The 8GB of RAM and 128GB of storage pair up well with the Tensor G2 and moving around the tablet felt smooth and buttery at all times. Battery life was solid as well, getting me through days of minimal, off-and-on use. I generally tracked in the range of 8-9 hours of screen-on time, so I never really worried about battery life.
And while the screen is only 60Hz, that didn’t really bother me much. The colors are great, viewing angles are wide, and it’s 500 nits of brightness handled every environment I worked in just fine; though I’d imagine it would struggle outside in sunlight. The 8MP cameras on the front and back are great for video calls, but little else. That felt weird on a Pixel product if I’m being honest. While I don’t have any desire to use a tablet to take photos, it’s strange to hold a Google-made gadget with a camera on it and not feel confident in taking a photo.
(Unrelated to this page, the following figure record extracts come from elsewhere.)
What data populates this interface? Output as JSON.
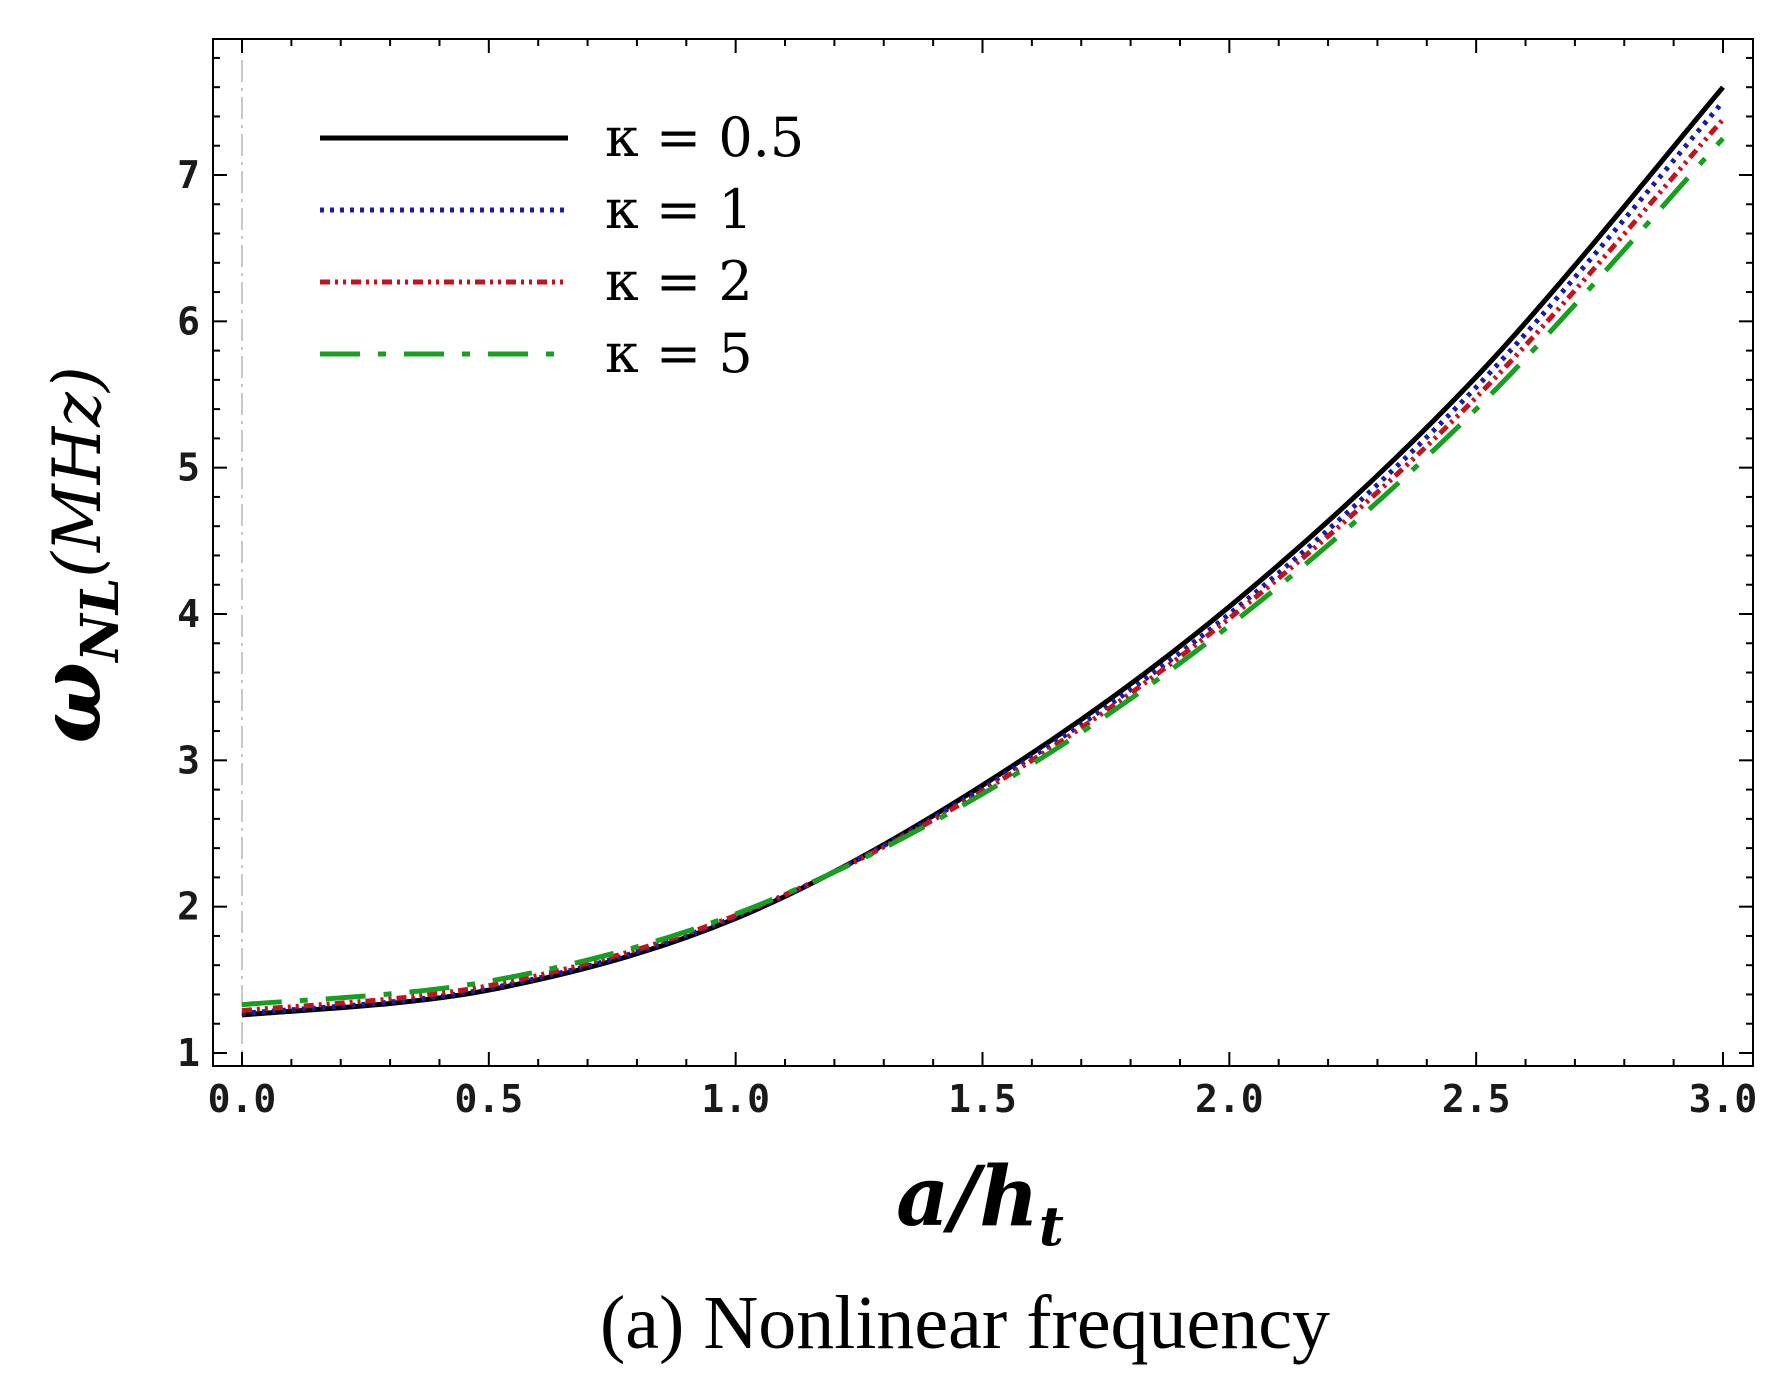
{
  "chart_data": {
    "type": "line",
    "title": "",
    "caption": "(a) Nonlinear frequency",
    "xlabel": {
      "base": "a/h",
      "sub": "t"
    },
    "ylabel": {
      "base": "ω",
      "sub": "NL",
      "unit": "(MHz)"
    },
    "xlim": [
      0,
      3.0
    ],
    "ylim": [
      1.0,
      7.8
    ],
    "xticks": [
      "0.0",
      "0.5",
      "1.0",
      "1.5",
      "2.0",
      "2.5",
      "3.0"
    ],
    "xtick_values": [
      0,
      0.5,
      1.0,
      1.5,
      2.0,
      2.5,
      3.0
    ],
    "yticks": [
      "1",
      "2",
      "3",
      "4",
      "5",
      "6",
      "7"
    ],
    "ytick_values": [
      1,
      2,
      3,
      4,
      5,
      6,
      7
    ],
    "grid": false,
    "legend_position": "top-left",
    "x": [
      0.0,
      0.5,
      1.0,
      1.5,
      2.0,
      2.5,
      3.0
    ],
    "series": [
      {
        "name": "κ = 0.5",
        "kappa": "0.5",
        "color": "#000000",
        "style": "solid",
        "values": [
          1.26,
          1.43,
          1.92,
          2.83,
          4.05,
          5.62,
          7.6
        ]
      },
      {
        "name": "κ = 1",
        "kappa": "1",
        "color": "#1a1aa6",
        "style": "dotted",
        "values": [
          1.27,
          1.44,
          1.93,
          2.81,
          4.0,
          5.55,
          7.5
        ]
      },
      {
        "name": "κ = 2",
        "kappa": "2",
        "color": "#c0141e",
        "style": "dashdotdot",
        "values": [
          1.29,
          1.46,
          1.94,
          2.79,
          3.97,
          5.48,
          7.38
        ]
      },
      {
        "name": "κ = 5",
        "kappa": "5",
        "color": "#17a01f",
        "style": "dashdot",
        "values": [
          1.33,
          1.49,
          1.95,
          2.77,
          3.92,
          5.4,
          7.25
        ]
      }
    ]
  }
}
It does come with a pretty unique feature with support for USI pens, however, and I’m beyond excited to finally see an Android device get the pen standard that we’ve had on ChromeOS for years. Just like we’ve used on tons of Chromebooks, you can use any USI 2.0 pen to jot notes, make sketches or navigate the UI on the Pixel Tablet.
Nest Hub and Google Assistant functions
But now we have to talk about that Nest Hub/Google Assistant thing. Look, this is a nice tablet if you like tablets, but Google’s aim here was clearly a play at a bit of differentiation, and the timing is simply off. Docking this tablet and having a fully-functional Nest Hub-type of device was supposed to be the key feature, and now that Google Assistant is failing at nearly everything it was supposed to, you know, assist us with; that docked use case feels more like a parlor trick.
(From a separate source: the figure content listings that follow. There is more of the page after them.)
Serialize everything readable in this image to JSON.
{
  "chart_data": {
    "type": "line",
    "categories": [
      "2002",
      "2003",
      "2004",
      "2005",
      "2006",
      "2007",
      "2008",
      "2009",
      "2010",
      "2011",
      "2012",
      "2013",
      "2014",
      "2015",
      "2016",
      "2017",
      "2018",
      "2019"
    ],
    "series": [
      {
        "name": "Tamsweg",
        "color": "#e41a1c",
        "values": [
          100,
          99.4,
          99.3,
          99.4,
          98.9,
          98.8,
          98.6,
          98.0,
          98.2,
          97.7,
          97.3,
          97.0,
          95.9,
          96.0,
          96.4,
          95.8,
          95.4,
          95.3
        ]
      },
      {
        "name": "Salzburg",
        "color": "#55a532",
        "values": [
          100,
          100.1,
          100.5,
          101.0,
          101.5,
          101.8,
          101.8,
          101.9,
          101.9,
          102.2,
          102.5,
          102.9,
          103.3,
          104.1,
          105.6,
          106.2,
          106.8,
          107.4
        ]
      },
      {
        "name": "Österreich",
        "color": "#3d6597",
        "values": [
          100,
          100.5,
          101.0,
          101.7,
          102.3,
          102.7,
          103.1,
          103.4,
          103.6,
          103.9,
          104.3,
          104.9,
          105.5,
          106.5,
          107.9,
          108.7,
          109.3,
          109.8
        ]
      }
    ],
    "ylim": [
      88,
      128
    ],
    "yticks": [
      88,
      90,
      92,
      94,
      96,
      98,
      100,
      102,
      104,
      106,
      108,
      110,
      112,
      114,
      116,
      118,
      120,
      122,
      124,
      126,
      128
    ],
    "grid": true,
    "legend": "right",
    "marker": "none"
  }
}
In my time with the Pixel Tablet, the dock served only to prop up the device as a photo frame – a task that a simple stand could do just fine. The speaker in the dock isn’t on the Nest Audio’s level, so it isn’t a big, room-filling sound when you do want to play music with it, so I simply didn’t think about using it too often. For video calls – when you remember to dock it first – it is a nice hands-free option that enhances the audio quite nicely, but it sure feels like this whole setup was engineered for more.
For the time being, however, we’re in a smart home and digital assistant limbo. For better or worse, ChatGPT and Bard have come along during the Pixel Tablet’s far-too-long development cycle and we’re right in the middle of the upheaval of the way we talk to digital assistants, the way we expect AI to impact our experiences, and even how we’ll leverage general search moving forward.
And that abrupt change in the digital assistant space has left the Google Assistant in a precarious position. While not fully abandoned, the Google Assistant feels like a shell of its former self. So much so that I’ve found that I’m better off simply not relying on it for basically anything these days. While I’m hopeful that Google will eventually roll Bard’s AI smarts into the Assistant and bring back the glory days of smart displays and smart speakers, I’m just not sure that is in the cards at this point.
And with Matter becoming more prevalent as the go-to smart home standard, smart displays and smart home software in general are both in a state of readjustment to these new norms. And until all of that is sorted, the key, differentiating feature of this tablet remains in limbo, too.
I think as a smart home controller and content consumption device, the Pixel Tablet can find a seat at the table. As a smart display or a Nest Hub sort of device, though, a lot of that rides on what Google does with the Assistant in the coming months. If it all shakes out and the Google Assistant is helpful again and Google continues to integrate with the Matter standard, the Pixel Tablet could end up being quite useful doing what it was designed to do. But until then, it’s better to think of the Pixel Tablet simply as a solid Android tablet that many of you might enjoy…if you like tablets.